Un contrat souscrit par un résident fiscal français auprès d’une compagnie française peut, suite au changement de résidence du souscripteur, être soumis à un élément d’extranéité s’il effectue des rachats alors qu’il est devenu entre-temps résident étranger. Il en serait de même en cas de dénouement du contrat suite à son décès. La souscription par un Français d’un contrat auprès d’une compagnie de droit étranger (par ex. : une compagnie luxembourgeoise ou suisse) introduit également un élément d’extranéité.
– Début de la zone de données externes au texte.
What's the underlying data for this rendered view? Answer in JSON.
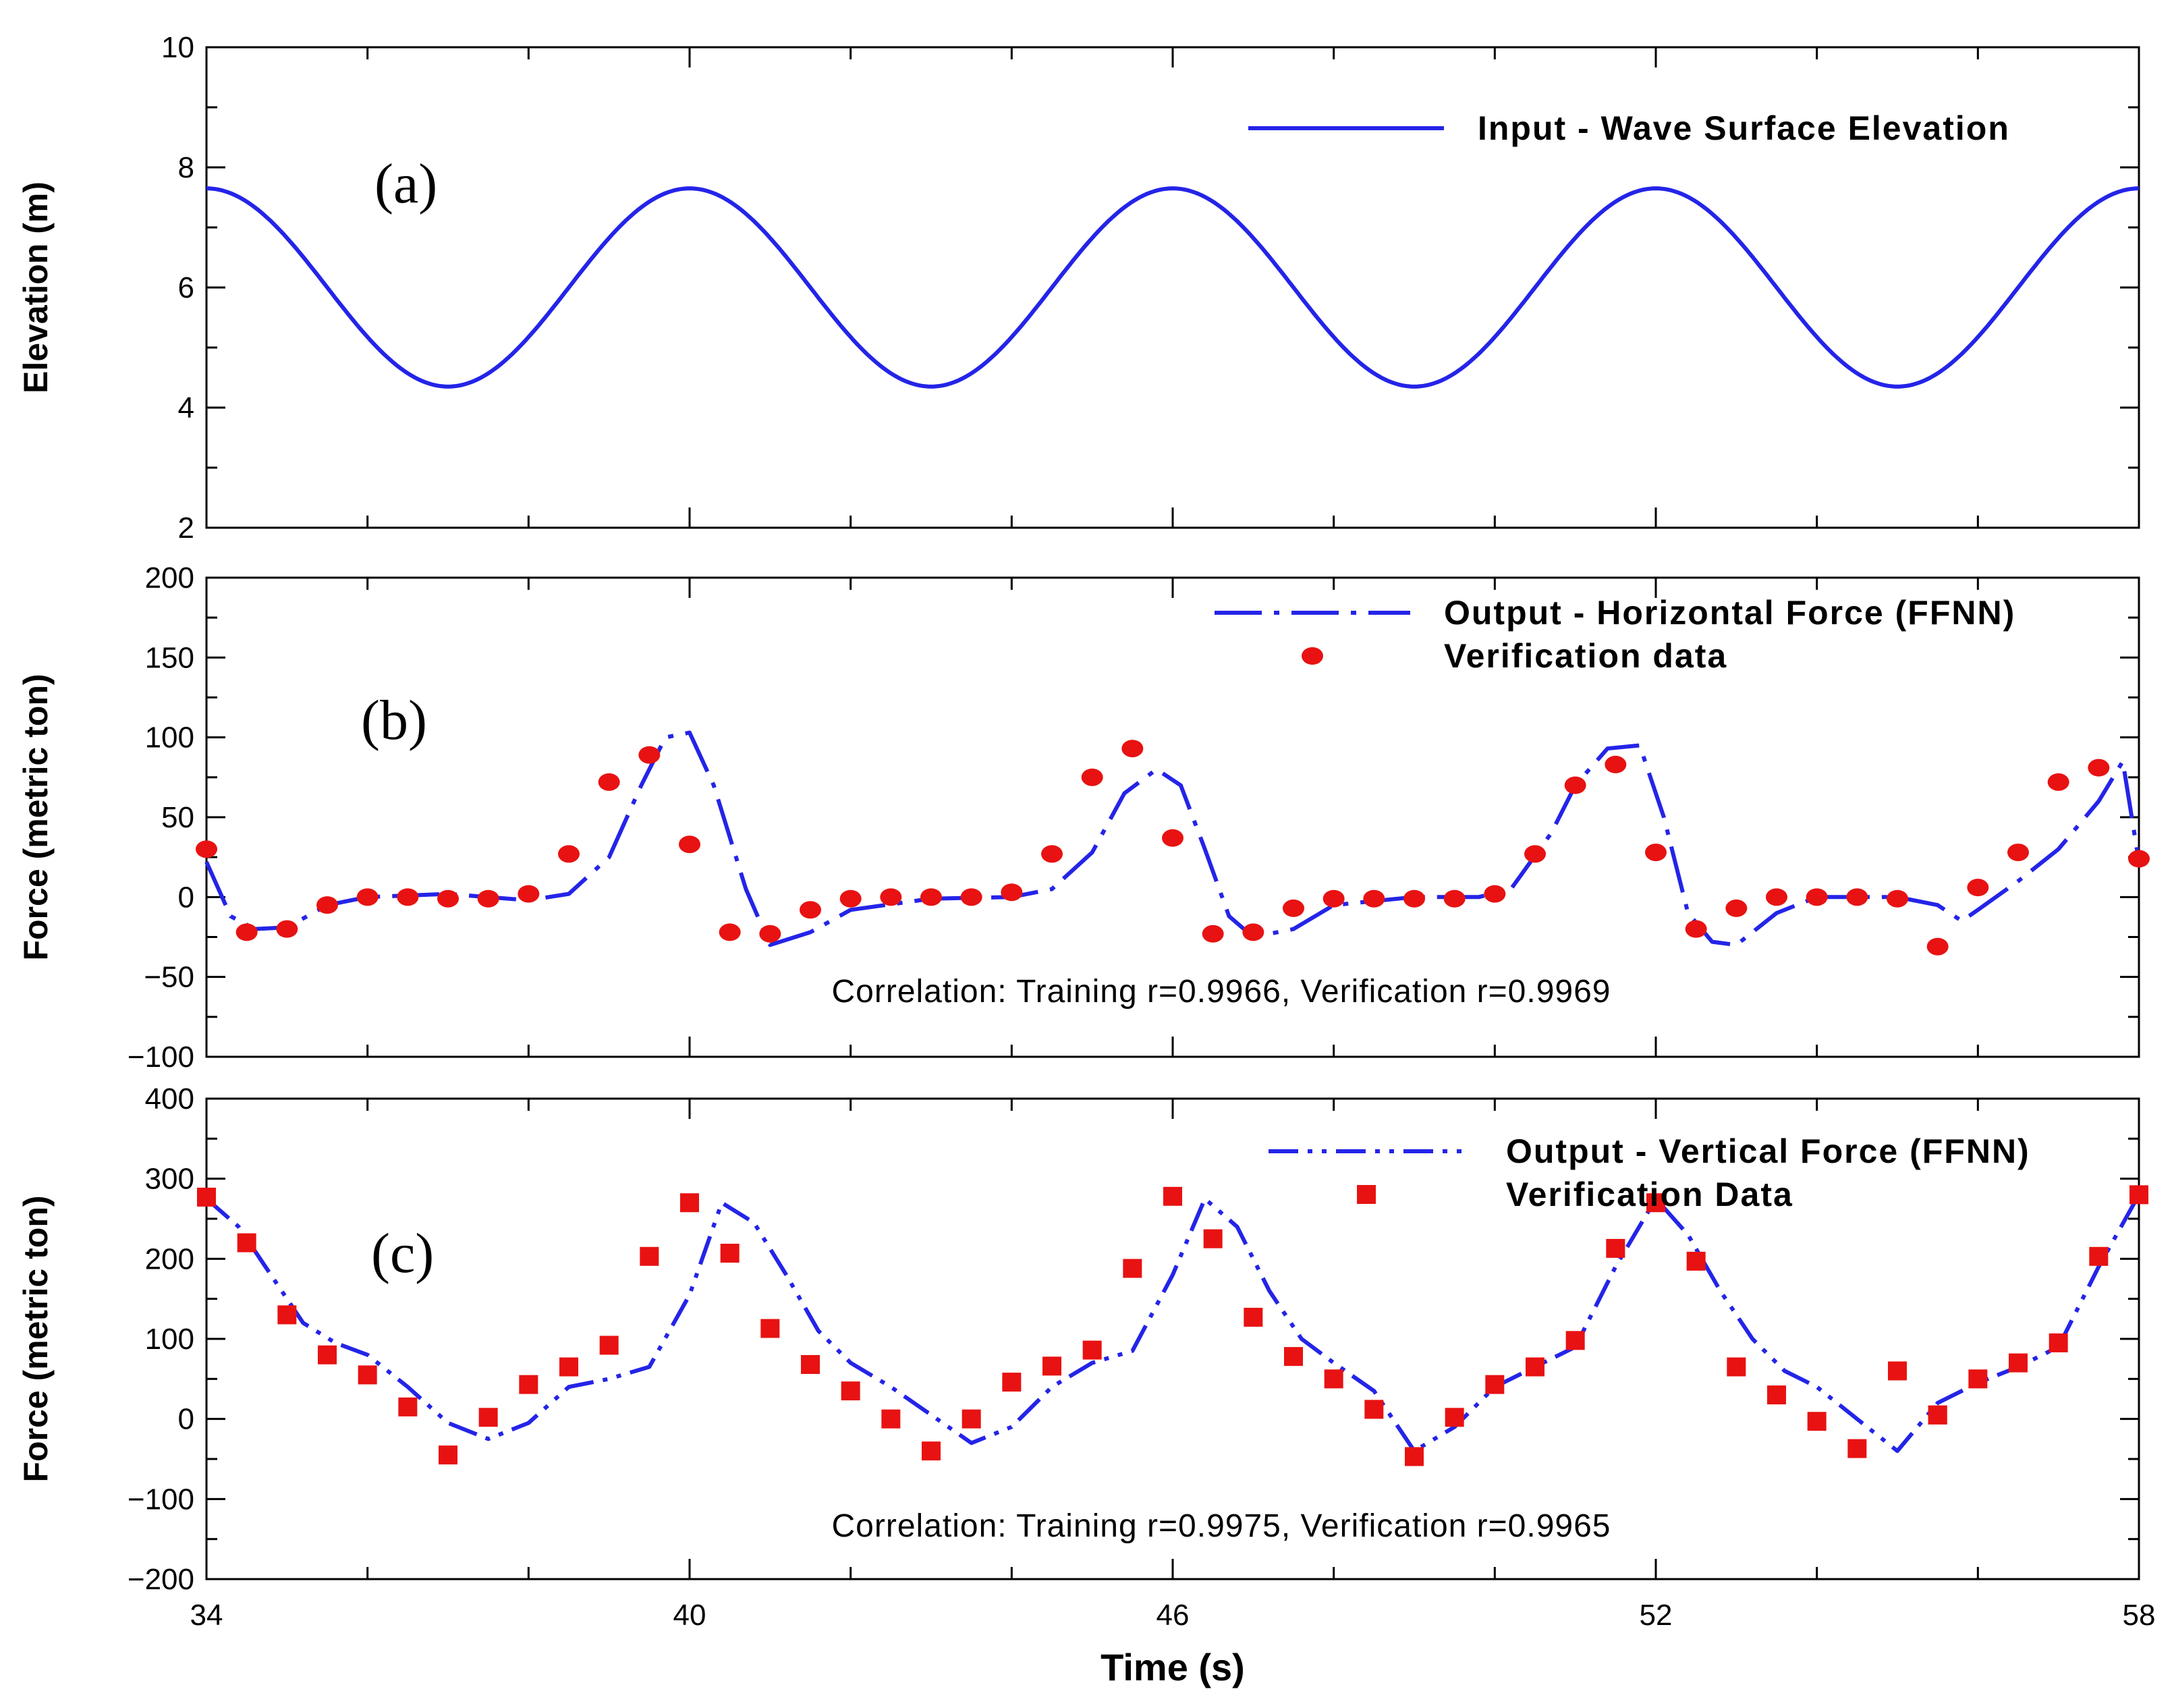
{
  "chart_data": [
    {
      "panel": "a",
      "type": "line",
      "panel_label": "(a)",
      "ylabel": "Elevation (m)",
      "xlim": [
        34,
        58
      ],
      "ylim": [
        2,
        10
      ],
      "yticks": [
        2,
        4,
        6,
        8,
        10
      ],
      "legend_position": "top-right",
      "series": [
        {
          "name": "Input - Wave Surface Elevation",
          "style": "solid",
          "color": "#2424E8",
          "function": {
            "mean": 6.0,
            "amplitude": 1.65,
            "period_s": 6.0,
            "crest_time_s": 34.0
          }
        }
      ]
    },
    {
      "panel": "b",
      "type": "line",
      "panel_label": "(b)",
      "ylabel": "Force (metric ton)",
      "xlim": [
        34,
        58
      ],
      "ylim": [
        -100,
        200
      ],
      "yticks": [
        -100,
        -50,
        0,
        50,
        100,
        150,
        200
      ],
      "legend_position": "top-right",
      "annotation": "Correlation: Training r=0.9966, Verification r=0.9969",
      "series": [
        {
          "name": "Output - Horizontal Force (FFNN)",
          "style": "dash-dot",
          "color": "#2424E8",
          "x": [
            34,
            34.3,
            34.6,
            35,
            35.5,
            36,
            37,
            38,
            38.5,
            39,
            39.4,
            39.7,
            40,
            40.3,
            40.7,
            41,
            41.5,
            42,
            43,
            44,
            44.5,
            45,
            45.4,
            45.8,
            46.1,
            46.4,
            46.7,
            47,
            47.5,
            48,
            49,
            49.8,
            50.2,
            50.7,
            51,
            51.4,
            51.8,
            52.1,
            52.4,
            52.7,
            53,
            53.5,
            54,
            55,
            55.5,
            55.8,
            56,
            56.5,
            57,
            57.5,
            57.8,
            58
          ],
          "y": [
            22,
            -12,
            -20,
            -19,
            -5,
            0,
            2,
            -2,
            2,
            25,
            70,
            100,
            103,
            70,
            5,
            -30,
            -22,
            -8,
            -1,
            0,
            5,
            28,
            65,
            80,
            70,
            30,
            -12,
            -25,
            -20,
            -5,
            0,
            0,
            5,
            40,
            70,
            93,
            95,
            50,
            -10,
            -28,
            -30,
            -10,
            0,
            0,
            -5,
            -15,
            -8,
            10,
            30,
            60,
            85,
            22
          ]
        },
        {
          "name": "Verification data",
          "style": "marker-circle",
          "color": "#E81212",
          "x": [
            34,
            34.5,
            35,
            35.5,
            36,
            36.5,
            37,
            37.5,
            38,
            38.5,
            39,
            39.5,
            40,
            40.5,
            41,
            41.5,
            42,
            42.5,
            43,
            43.5,
            44,
            44.5,
            45,
            45.5,
            46,
            46.5,
            47,
            47.5,
            48,
            48.5,
            49,
            49.5,
            50,
            50.5,
            51,
            51.5,
            52,
            52.5,
            53,
            53.5,
            54,
            54.5,
            55,
            55.5,
            56,
            56.5,
            57,
            57.5,
            58
          ],
          "y": [
            30,
            -22,
            -20,
            -5,
            0,
            0,
            -1,
            -1,
            2,
            27,
            72,
            89,
            33,
            -22,
            -23,
            -8,
            -1,
            0,
            0,
            0,
            3,
            27,
            75,
            93,
            37,
            -23,
            -22,
            -7,
            -1,
            -1,
            -1,
            -1,
            2,
            27,
            70,
            83,
            28,
            -20,
            -7,
            0,
            0,
            0,
            -1,
            -31,
            6,
            28,
            72,
            81,
            24
          ]
        }
      ]
    },
    {
      "panel": "c",
      "type": "line",
      "panel_label": "(c)",
      "ylabel": "Force (metric ton)",
      "xlabel": "Time (s)",
      "xlim": [
        34,
        58
      ],
      "ylim": [
        -200,
        400
      ],
      "xticks": [
        34,
        40,
        46,
        52,
        58
      ],
      "yticks": [
        -200,
        -100,
        0,
        100,
        200,
        300,
        400
      ],
      "legend_position": "top-right",
      "annotation": "Correlation: Training r=0.9975, Verification r=0.9965",
      "series": [
        {
          "name": "Output - Vertical Force (FFNN)",
          "style": "dash-dot-dot",
          "color": "#2424E8",
          "x": [
            34,
            34.4,
            34.8,
            35.2,
            35.6,
            36,
            36.5,
            37,
            37.5,
            38,
            38.5,
            39,
            39.5,
            40,
            40.4,
            40.8,
            41.2,
            41.6,
            42,
            42.5,
            43,
            43.5,
            44,
            44.5,
            45,
            45.5,
            46,
            46.4,
            46.8,
            47.2,
            47.6,
            48,
            48.5,
            49,
            49.5,
            50,
            50.5,
            51,
            51.5,
            52,
            52.4,
            52.8,
            53.2,
            53.6,
            54,
            54.5,
            55,
            55.5,
            56,
            56.5,
            57,
            57.5,
            58
          ],
          "y": [
            275,
            240,
            180,
            120,
            95,
            80,
            40,
            -5,
            -25,
            -5,
            40,
            50,
            65,
            155,
            270,
            245,
            180,
            110,
            70,
            40,
            5,
            -30,
            -10,
            40,
            70,
            85,
            180,
            275,
            240,
            160,
            100,
            70,
            35,
            -40,
            -10,
            40,
            65,
            90,
            190,
            275,
            230,
            160,
            100,
            60,
            40,
            0,
            -40,
            20,
            45,
            65,
            90,
            190,
            280
          ]
        },
        {
          "name": "Verification Data",
          "style": "marker-square",
          "color": "#E81212",
          "x": [
            34,
            34.5,
            35,
            35.5,
            36,
            36.5,
            37,
            37.5,
            38,
            38.5,
            39,
            39.5,
            40,
            40.5,
            41,
            41.5,
            42,
            42.5,
            43,
            43.5,
            44,
            44.5,
            45,
            45.5,
            46,
            46.5,
            47,
            47.5,
            48,
            48.5,
            49,
            49.5,
            50,
            50.5,
            51,
            51.5,
            52,
            52.5,
            53,
            53.5,
            54,
            54.5,
            55,
            55.5,
            55.5,
            56,
            56.5,
            57,
            57.5,
            58
          ],
          "y": [
            277,
            220,
            130,
            80,
            55,
            15,
            -45,
            2,
            43,
            65,
            92,
            203,
            270,
            207,
            113,
            68,
            35,
            0,
            -40,
            0,
            46,
            66,
            86,
            188,
            278,
            225,
            127,
            78,
            50,
            12,
            -47,
            2,
            43,
            65,
            98,
            213,
            270,
            197,
            65,
            30,
            -3,
            -37,
            60,
            5,
            5,
            50,
            70,
            95,
            203,
            280
          ]
        }
      ]
    }
  ],
  "shared_xticks": [
    34,
    40,
    46,
    52,
    58
  ]
}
Tel serait également le cas de la souscription par un non-résident d’un contrat auprès d’une compagnie de droit français.

Ces différents éléments d’extranéité complexifient l’analyse des juristes et fiscalistes : en effet, quel droit faut-il appliquer ? Et la nationalité des parties a-t-elle une influence sur la loi applicable ?

Le contrat est-il valable ou attaquable et dans quel pays, avec quelle procédure ? Quelle sera l’imposition applicable lors du rachat ou du dénouement ? Le lieu de situation de la compagnie, ou du souscripteur, ou du bénéficiaire a-t-il une influence ? Faut-il payer des impôts dans plusieurs pays ? Tous les pays reconnaissent-ils l’assurance vie telle que nous la connaissons en France ? Peut-on attaquer une assurance vie contenant des éléments d’extranéité, notamment sur la théorie des primes manifestement exagérées ? Et comment la clause bénéficiaire démembrée va-t-elle être appliquée dans les autres pays ? Doit-on lors du dénouement du contrat préconiser une convention de quasi-usufruit ?

Il sera tenté ici de faire un état des lieux le plus exhaustif possible en apportant un maximum d’éclairage sur les solutions existantes. On étudiera ensuite les contrats de droit luxembourgeois. Il n’est plus possible de les ignorer, tant ils sont devenus attractifs. Enfin, on s’interrogera sur les actions judiciaires possibles à l’encontre d’un contrat d’assurance international.


1275) Cass. ch. mixte, 23 nov. 2004, nos 01-13.592, 02-11.352, 02-17.507 et 03-13.673 (arrêts nos 224, 225, 226 et 227).